Today, the Sad Puppies are already seen as a spent force. Irrelevant, misguided, and not particularly very interesting. Perhaps I’ll be be proven wrong, and when the Hugo Winners are announced at Sasquan in Spokane, Washington, on August 22, the Puppies will sweep again, just as they swept the nominations.
But I don’t think so. I think the result will be quite the opposite, and the Puppies will be swept aside in a wave of NO AWARDs. When that happens, I’m sure there will be plenty of dark muttering about “next year.” But by then, the microphone will have been turned off, and the audience will be long gone. The Puppies are part of history; they just don’t know it.

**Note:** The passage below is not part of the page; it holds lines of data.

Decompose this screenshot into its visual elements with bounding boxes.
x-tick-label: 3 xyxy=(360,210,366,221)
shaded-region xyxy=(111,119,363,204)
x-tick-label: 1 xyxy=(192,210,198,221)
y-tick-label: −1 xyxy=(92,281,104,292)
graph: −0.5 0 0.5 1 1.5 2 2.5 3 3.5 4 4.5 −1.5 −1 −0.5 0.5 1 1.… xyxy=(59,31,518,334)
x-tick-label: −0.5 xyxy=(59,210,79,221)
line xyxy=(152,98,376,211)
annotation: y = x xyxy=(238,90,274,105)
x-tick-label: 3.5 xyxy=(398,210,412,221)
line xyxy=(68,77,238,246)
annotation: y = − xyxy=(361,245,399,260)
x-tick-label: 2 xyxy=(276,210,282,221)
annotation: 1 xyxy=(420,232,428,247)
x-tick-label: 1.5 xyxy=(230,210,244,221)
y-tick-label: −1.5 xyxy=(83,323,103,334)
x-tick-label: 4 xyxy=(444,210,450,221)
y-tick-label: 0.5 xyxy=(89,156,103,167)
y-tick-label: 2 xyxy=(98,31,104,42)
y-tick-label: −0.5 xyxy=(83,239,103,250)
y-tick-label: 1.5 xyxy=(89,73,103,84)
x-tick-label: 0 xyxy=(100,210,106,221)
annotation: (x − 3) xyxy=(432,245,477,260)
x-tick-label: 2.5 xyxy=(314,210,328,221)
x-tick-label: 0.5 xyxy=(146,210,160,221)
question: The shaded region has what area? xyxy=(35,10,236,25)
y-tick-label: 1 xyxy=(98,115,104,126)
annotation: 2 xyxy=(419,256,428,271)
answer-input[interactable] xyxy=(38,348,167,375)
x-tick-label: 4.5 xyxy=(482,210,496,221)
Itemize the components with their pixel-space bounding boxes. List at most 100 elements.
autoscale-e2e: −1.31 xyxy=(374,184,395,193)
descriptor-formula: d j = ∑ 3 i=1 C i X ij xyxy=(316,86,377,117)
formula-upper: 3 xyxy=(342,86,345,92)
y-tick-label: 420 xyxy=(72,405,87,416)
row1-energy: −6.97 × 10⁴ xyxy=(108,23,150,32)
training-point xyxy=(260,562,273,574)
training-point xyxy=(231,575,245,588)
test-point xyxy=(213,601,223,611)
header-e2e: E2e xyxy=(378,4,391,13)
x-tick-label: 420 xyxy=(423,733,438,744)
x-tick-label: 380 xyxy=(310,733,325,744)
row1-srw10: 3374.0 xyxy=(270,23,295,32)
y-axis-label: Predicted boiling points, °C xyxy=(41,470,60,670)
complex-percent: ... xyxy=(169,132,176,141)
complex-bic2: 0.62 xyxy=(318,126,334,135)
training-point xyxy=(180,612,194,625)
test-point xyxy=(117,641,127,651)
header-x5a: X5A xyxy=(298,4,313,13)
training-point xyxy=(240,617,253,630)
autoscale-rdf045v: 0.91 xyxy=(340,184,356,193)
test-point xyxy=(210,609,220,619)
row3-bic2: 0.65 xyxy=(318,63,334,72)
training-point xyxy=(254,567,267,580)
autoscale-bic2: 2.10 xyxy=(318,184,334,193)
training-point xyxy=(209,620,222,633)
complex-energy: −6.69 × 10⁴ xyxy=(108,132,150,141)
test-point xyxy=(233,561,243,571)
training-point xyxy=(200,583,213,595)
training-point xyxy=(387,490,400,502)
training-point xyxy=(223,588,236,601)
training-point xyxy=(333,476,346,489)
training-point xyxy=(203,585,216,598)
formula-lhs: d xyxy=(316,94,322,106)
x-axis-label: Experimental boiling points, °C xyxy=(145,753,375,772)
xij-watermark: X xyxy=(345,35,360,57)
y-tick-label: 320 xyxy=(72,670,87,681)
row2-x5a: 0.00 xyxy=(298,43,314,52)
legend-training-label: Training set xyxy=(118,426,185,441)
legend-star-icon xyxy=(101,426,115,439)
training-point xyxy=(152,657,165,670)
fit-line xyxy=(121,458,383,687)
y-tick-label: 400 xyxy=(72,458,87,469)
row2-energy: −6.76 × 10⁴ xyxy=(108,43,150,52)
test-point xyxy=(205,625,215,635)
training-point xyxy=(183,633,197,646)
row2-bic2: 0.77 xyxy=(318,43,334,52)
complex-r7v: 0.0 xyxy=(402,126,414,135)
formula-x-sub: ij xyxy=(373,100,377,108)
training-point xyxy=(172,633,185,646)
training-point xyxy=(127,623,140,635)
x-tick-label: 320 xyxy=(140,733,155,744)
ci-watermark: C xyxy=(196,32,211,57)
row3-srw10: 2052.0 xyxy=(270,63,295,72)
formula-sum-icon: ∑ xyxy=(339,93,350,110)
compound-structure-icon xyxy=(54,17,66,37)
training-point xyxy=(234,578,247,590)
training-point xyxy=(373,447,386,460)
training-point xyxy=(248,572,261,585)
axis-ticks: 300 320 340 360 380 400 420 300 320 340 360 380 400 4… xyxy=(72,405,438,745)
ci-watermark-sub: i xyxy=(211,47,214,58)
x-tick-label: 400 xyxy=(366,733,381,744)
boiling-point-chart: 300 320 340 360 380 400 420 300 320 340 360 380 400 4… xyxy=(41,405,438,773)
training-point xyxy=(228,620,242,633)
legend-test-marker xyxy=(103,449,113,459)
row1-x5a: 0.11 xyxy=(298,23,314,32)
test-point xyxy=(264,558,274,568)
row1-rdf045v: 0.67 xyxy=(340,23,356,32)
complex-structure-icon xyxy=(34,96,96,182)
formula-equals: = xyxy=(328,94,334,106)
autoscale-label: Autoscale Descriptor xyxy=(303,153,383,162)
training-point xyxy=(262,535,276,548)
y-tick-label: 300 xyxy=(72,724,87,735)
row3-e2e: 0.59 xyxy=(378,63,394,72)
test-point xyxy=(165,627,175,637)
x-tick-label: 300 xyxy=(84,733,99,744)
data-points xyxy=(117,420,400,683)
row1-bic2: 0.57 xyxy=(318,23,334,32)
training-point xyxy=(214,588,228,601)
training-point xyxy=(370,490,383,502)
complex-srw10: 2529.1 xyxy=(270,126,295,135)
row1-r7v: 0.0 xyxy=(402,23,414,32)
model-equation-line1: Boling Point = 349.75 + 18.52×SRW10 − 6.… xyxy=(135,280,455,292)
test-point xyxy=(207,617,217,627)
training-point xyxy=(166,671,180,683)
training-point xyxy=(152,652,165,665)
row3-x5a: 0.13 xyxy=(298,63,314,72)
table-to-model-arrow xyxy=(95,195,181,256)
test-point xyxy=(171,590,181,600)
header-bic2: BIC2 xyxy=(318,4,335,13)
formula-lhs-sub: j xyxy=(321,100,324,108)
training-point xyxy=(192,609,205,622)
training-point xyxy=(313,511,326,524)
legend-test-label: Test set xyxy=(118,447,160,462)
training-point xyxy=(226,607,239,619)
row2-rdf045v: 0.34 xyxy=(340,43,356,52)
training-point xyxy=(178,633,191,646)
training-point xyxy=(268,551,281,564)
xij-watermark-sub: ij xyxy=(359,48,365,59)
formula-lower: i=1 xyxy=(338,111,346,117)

Later this month, one of two things will happen. Either one-third of the Hugo Awards will be obliterated or the twenty-year dominance of the science fiction SJWs will be publicly shattered for the world to see. The former is a win for Rabid Puppies, the latter is a win for everyone except the SJWs, but in particular for the Sad Puppies. And if the former result is not quite as dramatic as I would have liked, well, we can always seek to do better next year.
On a tangential note, I appreciated this response to one of O'Neill's sillier statements in the comments:
"In short, the Puppy slate just doesn’t measure up."To summarize: We are the reavers and the renegades, the rebels and the revolutionaries, and we don’t give a quantum of a damn about pieces of plastic or the insider approval they represent.
"Riding the Red Horse is the first great mil-sf anthology since Jerry Pournelle tapered off back in the 90′s."